The Rutland Road elevation is four bays wide, with the left-hand bay narrower. The bays are divided by narrow recessed brickwork panels, with a slight lowering of the parapet and rectangular relief plaques painted blue with white lettering. The outer two plaques read "SAMUEL OSBORN & Co LTD" and the inner two read "STEEL MAKERS" with the company trademarks of a hand and a heart beneath. Two small datestones inscribed 1919 and 1920 are set in the parapet. Stone-capped plinth and stone parapet blocks flank the recessed panels and appear at the outer corners. A vehicular entrance in the second bay from the left features a modern roller door, which replaces original part-glazed timber doors, positioned below a large segmental-headed multi-paned window. Similar but deeper windows occupy the third and fourth bays, with recessed brick panels below. The left-hand bay has a smaller window above a recessed brick panel and three small single-light windows.
The River Don elevation features four gables, alternating between larger and smaller. Each carries a large or very large tripartite segmental-headed multi-paned window with narrow transom panels reading "SAMUEL/OSBORN/& Co LTD" and "STEEL MAKERS". The left-hand gable has tall single-light windows flanking the tripartite window, with panels displaying the company trademarks above. The two larger gables, first and third from the left, each have a circular window at the apex, while the two smaller gables have panels with the hand and heart trademarks. Circular apertures in the parapet between the gables drain roof valleys into downpipes.
The side elevation to Rutland Way has four gables, with the three to the left now clad in corrugated steel sheeting. The upper part of the right-hand gable is slate-hung with corrugated steel to the rear. Below are four round-headed window openings, now blocked, with stone sills, impost blocks and keystones. A modern doorway has been inserted. The north-west elevation is clad in corrugated steel sheeting.

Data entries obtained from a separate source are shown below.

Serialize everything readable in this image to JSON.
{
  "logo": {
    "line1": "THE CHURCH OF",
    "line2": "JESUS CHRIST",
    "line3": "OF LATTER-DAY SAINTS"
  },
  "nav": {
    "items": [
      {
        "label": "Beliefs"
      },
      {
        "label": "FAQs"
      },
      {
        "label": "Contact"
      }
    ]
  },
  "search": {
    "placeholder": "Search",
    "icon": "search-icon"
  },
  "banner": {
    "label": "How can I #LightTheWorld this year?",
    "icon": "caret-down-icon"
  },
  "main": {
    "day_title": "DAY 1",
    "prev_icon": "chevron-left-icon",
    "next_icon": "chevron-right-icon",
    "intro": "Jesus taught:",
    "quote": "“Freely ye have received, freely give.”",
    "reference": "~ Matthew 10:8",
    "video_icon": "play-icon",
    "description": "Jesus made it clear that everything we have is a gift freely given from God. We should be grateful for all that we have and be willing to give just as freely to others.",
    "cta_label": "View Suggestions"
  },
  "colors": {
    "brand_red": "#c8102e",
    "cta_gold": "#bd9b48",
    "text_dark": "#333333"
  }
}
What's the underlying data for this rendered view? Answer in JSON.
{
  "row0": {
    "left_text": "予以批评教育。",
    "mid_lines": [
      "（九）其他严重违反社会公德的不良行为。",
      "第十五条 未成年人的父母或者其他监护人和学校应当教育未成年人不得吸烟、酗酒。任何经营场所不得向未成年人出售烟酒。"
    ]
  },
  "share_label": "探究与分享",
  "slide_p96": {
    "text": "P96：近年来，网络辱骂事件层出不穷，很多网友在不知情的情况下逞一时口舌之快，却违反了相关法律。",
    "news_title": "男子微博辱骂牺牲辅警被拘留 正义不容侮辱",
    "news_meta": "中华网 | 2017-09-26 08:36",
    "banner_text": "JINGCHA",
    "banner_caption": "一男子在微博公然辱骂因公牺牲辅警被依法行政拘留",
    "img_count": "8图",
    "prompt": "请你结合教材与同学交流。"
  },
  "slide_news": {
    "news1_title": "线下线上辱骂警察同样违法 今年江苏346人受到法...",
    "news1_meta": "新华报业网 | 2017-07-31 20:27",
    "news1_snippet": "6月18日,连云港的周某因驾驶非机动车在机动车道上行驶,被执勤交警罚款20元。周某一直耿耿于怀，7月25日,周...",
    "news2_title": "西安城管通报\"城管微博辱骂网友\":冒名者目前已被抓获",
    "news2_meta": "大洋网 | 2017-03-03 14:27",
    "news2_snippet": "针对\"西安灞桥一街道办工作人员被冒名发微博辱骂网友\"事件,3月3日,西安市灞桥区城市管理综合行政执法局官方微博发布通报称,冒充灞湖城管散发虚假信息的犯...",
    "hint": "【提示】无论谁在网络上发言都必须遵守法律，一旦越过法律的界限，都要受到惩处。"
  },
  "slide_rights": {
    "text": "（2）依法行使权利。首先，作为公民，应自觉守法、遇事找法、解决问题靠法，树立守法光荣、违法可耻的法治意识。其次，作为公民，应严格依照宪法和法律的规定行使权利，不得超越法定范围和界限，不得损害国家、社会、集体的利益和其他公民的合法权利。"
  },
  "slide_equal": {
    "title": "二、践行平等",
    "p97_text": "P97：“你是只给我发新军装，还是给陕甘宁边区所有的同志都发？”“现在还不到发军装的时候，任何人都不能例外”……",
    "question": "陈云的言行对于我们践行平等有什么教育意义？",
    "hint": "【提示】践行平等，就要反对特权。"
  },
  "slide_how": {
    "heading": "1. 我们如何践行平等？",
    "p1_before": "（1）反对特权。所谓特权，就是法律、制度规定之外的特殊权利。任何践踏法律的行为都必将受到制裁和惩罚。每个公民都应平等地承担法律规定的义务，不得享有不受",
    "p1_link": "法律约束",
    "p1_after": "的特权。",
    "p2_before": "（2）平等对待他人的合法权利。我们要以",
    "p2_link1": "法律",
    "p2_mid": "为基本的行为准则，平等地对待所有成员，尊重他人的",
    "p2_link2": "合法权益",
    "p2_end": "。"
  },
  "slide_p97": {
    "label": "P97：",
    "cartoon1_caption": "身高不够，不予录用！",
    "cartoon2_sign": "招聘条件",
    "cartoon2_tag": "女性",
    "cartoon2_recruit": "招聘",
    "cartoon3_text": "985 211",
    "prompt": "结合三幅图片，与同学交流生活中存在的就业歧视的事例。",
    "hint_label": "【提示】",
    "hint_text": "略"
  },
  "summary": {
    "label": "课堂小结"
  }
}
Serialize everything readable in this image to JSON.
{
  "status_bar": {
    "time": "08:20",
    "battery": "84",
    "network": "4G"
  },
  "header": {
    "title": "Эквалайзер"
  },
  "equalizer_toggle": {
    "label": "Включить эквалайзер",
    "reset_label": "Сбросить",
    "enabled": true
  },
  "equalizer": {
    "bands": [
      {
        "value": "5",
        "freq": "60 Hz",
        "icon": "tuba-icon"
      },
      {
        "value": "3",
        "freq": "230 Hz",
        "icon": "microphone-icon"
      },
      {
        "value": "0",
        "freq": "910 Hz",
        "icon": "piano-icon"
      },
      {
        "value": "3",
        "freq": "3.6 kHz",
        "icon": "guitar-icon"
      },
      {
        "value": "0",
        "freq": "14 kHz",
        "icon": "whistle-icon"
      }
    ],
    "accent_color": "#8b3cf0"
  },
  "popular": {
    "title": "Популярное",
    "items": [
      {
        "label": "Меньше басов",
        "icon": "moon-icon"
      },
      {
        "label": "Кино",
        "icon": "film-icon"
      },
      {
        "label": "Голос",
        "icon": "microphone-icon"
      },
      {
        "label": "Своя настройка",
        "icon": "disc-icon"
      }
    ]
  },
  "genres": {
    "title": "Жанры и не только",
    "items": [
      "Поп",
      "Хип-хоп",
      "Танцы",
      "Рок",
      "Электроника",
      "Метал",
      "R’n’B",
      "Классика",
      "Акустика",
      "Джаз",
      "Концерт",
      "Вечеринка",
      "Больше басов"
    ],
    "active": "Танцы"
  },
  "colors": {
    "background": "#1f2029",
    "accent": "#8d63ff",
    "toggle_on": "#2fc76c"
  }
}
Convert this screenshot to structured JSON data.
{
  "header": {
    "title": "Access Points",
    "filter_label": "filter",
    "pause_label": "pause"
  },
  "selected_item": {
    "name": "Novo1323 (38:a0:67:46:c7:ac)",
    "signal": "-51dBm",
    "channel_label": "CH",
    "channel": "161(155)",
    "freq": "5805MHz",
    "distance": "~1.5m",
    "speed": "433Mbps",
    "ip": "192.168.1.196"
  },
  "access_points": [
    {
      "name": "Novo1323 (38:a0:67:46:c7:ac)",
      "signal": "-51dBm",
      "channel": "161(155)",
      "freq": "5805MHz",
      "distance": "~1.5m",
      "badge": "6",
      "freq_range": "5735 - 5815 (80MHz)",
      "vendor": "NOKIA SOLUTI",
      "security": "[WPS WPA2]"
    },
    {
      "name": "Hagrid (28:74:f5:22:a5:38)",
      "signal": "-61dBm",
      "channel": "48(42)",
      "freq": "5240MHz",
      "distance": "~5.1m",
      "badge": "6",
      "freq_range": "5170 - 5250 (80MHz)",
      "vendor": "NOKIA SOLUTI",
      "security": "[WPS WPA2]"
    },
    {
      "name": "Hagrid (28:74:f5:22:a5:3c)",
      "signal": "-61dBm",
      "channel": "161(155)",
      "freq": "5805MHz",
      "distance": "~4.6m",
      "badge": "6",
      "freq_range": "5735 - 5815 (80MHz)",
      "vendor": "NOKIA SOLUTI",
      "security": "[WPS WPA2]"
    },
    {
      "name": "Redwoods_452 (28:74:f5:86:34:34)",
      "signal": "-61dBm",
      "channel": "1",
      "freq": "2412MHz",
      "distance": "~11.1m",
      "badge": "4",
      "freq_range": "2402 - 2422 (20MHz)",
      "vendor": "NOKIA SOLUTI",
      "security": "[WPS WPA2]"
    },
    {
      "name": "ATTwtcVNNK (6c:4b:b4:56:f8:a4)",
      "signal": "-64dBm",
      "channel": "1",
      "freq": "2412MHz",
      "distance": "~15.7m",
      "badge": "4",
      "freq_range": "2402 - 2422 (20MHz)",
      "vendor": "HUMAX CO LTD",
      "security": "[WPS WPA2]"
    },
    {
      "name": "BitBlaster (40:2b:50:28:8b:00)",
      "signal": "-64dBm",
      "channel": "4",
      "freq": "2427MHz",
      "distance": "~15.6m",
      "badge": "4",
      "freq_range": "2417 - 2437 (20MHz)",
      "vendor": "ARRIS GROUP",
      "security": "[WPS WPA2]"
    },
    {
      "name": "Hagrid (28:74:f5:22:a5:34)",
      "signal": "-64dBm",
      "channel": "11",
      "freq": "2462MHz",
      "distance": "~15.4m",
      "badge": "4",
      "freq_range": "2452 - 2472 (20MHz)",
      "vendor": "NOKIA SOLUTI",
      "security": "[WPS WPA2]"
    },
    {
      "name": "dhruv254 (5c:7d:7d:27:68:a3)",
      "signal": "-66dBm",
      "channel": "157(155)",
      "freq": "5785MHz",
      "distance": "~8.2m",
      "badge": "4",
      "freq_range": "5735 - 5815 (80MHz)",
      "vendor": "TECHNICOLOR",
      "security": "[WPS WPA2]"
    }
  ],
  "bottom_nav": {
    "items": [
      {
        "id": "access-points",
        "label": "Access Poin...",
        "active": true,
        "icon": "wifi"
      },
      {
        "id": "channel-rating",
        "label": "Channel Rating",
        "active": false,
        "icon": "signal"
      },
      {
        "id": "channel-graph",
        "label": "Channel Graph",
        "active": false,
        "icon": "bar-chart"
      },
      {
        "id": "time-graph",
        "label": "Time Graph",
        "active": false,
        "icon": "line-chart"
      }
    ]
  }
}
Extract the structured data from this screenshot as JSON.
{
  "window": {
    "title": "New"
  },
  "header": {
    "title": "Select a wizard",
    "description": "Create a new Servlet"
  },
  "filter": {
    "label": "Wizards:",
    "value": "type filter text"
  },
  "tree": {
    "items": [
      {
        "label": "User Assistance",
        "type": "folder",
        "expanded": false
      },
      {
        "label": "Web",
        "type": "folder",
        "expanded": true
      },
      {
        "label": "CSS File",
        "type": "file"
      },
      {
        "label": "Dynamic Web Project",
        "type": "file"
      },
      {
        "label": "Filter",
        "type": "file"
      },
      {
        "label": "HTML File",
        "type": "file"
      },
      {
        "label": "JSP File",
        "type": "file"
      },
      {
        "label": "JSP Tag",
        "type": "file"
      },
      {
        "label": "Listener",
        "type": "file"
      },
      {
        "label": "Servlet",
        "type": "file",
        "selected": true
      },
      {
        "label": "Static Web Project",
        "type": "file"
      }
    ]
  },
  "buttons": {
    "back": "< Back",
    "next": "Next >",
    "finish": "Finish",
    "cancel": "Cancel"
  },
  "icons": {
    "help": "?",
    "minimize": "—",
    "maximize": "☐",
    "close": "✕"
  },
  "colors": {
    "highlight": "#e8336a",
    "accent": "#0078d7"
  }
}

The interior comprises a large open working space with rectangular riveted columns supporting rolled steel joists running across the building. Metal strut trusses supporting metal purlins are bolted onto these joists. Towards the Rutland Road end, a two-tier modern prefabricated office accommodation has been inserted into the space.
The building was constructed 1919–1920 as the spring shop for steel manufacturer Samuel Osborn & Co's Rutland Works, which produced railway springs. It represents the only known industrial building designed by Sheffield architect William John Hale (1862–1929), who is better known for designing Nonconformist chapels, schools and private residences. The Osborn family were fellow Wesleyans in Sheffield. The building was refurbished in the 1990s and renamed Insignia Works after the company trademarks incorporated into the principal elevations. It has group value with the adjacent Rutland Road Bridge over the River Don, from which the best view of its principal elevations can be seen.